Monday, May 20, 2019
I hate public speaking. It is, perhaps, one of my greatest fear (that and snakes....). So, when I took a job teaching, I wondered what on earth I was doing in a profession where I had to talk all the time. Over seven years later, I still get occasional nerves the first day of class or when I am doing a big speech to an outside group, but that crippling fear that made me want to pass out or throw up (or both), is largely gone. What has helped me the most has been practice, preparation, and more practice. By practice, I mean continually accepting speaking engagements or volunteering, for example, to help the dean read names at the awards ceremony.
I know that I am not alone in my fear of public speaking, even among lawyers. Professor Heidi K. Brown, the Director of Legal Writing at Brooklyn Law School and author of The Introverted Lawyer, recently published an article in ABA Journal that recounts her own struggle with her fear of public speaking. For Prof. Brown, the advice to just prepare more or to "fake it till you make it" didn't work. However, she found success in "adopting new mental and physical strategies for stepping into performance events authentically."

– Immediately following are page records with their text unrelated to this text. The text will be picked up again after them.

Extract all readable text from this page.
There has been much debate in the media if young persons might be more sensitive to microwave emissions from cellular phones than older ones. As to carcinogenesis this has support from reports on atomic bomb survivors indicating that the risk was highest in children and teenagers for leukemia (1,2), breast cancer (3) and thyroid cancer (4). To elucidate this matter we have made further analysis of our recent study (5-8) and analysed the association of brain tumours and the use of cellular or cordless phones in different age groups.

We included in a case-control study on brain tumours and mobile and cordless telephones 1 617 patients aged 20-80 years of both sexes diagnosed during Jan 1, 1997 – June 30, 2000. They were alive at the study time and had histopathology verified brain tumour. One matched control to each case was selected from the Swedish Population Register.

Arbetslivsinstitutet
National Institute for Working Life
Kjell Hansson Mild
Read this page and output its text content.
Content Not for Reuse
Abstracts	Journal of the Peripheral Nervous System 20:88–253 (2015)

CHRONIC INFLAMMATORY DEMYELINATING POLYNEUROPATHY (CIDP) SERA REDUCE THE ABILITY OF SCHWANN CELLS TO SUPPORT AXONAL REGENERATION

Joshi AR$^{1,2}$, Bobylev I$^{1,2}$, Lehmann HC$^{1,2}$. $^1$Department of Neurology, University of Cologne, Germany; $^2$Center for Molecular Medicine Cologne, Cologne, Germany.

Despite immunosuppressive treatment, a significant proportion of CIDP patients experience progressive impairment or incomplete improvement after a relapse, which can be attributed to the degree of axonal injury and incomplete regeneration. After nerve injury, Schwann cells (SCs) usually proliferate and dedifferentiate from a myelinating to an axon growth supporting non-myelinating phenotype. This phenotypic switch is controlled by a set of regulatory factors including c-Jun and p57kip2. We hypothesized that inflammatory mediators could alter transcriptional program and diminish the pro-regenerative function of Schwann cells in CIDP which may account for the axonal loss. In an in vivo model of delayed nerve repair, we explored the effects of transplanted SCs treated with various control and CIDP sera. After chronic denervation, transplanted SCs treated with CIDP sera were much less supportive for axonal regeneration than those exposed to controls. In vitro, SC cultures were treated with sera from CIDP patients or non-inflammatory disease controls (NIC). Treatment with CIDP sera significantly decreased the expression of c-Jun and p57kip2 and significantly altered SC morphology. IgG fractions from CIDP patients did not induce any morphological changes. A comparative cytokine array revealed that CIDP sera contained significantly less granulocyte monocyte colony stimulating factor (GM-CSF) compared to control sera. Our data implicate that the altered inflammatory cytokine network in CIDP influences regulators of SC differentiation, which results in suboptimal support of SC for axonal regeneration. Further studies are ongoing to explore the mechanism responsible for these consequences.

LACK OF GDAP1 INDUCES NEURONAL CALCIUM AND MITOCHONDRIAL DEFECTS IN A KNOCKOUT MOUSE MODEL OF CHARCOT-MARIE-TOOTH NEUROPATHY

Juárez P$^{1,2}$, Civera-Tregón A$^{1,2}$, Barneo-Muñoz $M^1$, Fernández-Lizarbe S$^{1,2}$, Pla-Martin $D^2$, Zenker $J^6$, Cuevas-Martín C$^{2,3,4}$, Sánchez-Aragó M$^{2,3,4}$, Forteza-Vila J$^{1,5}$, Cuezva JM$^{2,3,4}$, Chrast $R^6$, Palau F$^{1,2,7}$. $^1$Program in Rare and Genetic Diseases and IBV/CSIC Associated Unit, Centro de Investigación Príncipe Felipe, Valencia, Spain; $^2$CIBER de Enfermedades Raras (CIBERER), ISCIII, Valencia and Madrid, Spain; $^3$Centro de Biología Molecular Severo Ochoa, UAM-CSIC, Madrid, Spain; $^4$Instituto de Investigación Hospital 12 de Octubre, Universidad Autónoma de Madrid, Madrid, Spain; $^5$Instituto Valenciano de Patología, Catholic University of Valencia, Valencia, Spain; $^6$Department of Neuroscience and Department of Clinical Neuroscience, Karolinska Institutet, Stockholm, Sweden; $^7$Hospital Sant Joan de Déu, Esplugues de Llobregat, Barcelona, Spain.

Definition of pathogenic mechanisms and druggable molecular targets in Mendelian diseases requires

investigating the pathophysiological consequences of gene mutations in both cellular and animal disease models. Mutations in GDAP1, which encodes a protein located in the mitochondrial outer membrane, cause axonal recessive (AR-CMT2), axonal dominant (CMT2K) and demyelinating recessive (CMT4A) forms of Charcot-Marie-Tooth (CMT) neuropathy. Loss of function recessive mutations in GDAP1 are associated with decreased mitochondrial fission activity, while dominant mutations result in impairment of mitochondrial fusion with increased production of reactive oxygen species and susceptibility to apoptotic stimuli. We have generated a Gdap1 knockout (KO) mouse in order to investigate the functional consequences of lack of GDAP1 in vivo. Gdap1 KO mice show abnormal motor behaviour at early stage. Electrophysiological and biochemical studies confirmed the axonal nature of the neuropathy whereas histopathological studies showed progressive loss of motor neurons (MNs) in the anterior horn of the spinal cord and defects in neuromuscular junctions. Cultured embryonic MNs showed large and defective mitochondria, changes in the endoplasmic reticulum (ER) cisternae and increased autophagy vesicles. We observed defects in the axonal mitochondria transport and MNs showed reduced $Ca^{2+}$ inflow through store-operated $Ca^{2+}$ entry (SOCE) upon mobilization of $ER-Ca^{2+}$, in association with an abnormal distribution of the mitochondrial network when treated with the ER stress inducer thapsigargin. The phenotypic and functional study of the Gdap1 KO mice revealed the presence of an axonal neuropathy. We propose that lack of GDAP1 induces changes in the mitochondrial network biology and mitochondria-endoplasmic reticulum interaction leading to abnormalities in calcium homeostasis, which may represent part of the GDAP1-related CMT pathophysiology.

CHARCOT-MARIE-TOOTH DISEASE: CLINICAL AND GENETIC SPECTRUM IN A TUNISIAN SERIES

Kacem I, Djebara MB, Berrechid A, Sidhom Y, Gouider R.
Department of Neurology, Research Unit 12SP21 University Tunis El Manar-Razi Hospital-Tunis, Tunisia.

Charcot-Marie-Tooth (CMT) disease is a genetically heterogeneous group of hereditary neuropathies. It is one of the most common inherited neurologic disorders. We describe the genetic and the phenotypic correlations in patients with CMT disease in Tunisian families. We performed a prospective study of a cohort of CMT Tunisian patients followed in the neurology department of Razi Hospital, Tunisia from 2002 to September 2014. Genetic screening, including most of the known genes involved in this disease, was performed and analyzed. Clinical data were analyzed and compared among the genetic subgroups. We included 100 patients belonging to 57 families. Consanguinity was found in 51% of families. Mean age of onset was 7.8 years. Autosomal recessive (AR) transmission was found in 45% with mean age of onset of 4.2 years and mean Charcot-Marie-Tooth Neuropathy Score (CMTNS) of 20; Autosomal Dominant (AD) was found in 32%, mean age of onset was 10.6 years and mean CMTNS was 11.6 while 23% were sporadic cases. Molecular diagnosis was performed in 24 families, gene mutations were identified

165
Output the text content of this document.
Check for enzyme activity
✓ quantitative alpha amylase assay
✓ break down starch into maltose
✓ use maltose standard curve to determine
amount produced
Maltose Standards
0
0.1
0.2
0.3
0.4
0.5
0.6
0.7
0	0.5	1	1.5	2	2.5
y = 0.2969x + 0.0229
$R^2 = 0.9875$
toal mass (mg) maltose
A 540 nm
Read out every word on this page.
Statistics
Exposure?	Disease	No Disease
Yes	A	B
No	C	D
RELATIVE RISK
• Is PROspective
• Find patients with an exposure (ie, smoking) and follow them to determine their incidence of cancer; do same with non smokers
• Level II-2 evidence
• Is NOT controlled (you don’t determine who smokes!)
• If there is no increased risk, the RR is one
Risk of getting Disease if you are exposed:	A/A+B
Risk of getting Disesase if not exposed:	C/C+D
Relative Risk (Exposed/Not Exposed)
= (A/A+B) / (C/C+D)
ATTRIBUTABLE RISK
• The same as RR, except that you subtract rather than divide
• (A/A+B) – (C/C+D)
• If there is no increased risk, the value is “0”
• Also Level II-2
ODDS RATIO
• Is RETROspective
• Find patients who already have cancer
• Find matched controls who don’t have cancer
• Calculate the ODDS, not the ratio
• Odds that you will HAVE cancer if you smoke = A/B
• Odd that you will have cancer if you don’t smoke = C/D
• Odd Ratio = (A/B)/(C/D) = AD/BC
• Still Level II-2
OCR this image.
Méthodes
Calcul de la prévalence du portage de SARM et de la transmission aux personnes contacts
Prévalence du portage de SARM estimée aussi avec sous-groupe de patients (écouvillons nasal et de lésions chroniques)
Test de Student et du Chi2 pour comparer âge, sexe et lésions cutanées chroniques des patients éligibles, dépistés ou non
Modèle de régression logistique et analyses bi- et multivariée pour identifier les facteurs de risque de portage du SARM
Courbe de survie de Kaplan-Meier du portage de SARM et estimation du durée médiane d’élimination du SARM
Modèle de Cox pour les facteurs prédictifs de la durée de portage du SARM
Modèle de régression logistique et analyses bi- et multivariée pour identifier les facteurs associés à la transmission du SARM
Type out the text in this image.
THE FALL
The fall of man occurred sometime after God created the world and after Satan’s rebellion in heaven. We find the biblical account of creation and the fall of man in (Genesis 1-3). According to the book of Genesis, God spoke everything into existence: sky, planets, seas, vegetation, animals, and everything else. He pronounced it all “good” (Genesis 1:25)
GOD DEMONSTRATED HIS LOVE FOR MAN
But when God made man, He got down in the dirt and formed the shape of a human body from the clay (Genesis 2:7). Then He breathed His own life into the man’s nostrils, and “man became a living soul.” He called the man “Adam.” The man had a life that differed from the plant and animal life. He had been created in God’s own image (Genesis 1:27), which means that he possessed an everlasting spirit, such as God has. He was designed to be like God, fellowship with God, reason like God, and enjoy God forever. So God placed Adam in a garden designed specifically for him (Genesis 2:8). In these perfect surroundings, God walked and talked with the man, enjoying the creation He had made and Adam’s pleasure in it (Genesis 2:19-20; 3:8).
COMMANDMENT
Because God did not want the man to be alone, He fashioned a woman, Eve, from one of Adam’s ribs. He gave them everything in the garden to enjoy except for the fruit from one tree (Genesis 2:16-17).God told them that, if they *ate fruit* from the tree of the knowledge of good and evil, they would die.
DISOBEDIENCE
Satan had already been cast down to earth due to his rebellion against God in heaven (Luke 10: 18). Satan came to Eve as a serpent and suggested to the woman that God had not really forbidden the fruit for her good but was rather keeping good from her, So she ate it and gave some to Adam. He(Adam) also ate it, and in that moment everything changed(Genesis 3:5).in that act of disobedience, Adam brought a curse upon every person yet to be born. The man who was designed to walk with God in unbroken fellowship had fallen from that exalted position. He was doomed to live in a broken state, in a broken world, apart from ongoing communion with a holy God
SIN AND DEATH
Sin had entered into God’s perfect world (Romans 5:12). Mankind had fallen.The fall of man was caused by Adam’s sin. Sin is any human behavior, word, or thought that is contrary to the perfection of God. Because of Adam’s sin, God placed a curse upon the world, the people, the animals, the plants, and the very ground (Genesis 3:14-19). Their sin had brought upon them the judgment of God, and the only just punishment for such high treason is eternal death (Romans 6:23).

First, she rejected the "soundbite messages to simply overprepare, overpractice, fake it and view our nervousness as the world's greatest motivator." Instead, she identified and wrote down the nasty self-talk that she heard when she did performance events, like "they're going to think that you are incompetent," and identified the sources of those messages. Once the messages were identified and sourced, they could be recognized and deleted as "outdated and no longer relevant."
She then identified areas in her life where she felt she had "swagger." Now, when she feels that old, outdated, abusive self-talk come in, she replaces it with the swagger that she feels at those positive times.
Third, she adopts a "power pose" that helps calm her down. While she still might get nervous at times, she no longer "obssess[es] about outcomes," but rather "assess[es] whether [she] satisfied [her] 'performance process' checklist."
I appreciated Prof. Brown's perspective, and have already shared it with a student who seemed extra nervous during oral argument practice. I plan on reading Prof. Brown's book soon, to get other tips. While I will still tell my students to prepare, since I think that a lack of preparation is often their source of nerves, it is helpful to know that for some people that mantra doesn't work.
Do you struggle with oral argument nerves? Feel free to share in comments your best tips for overcoming those nerves!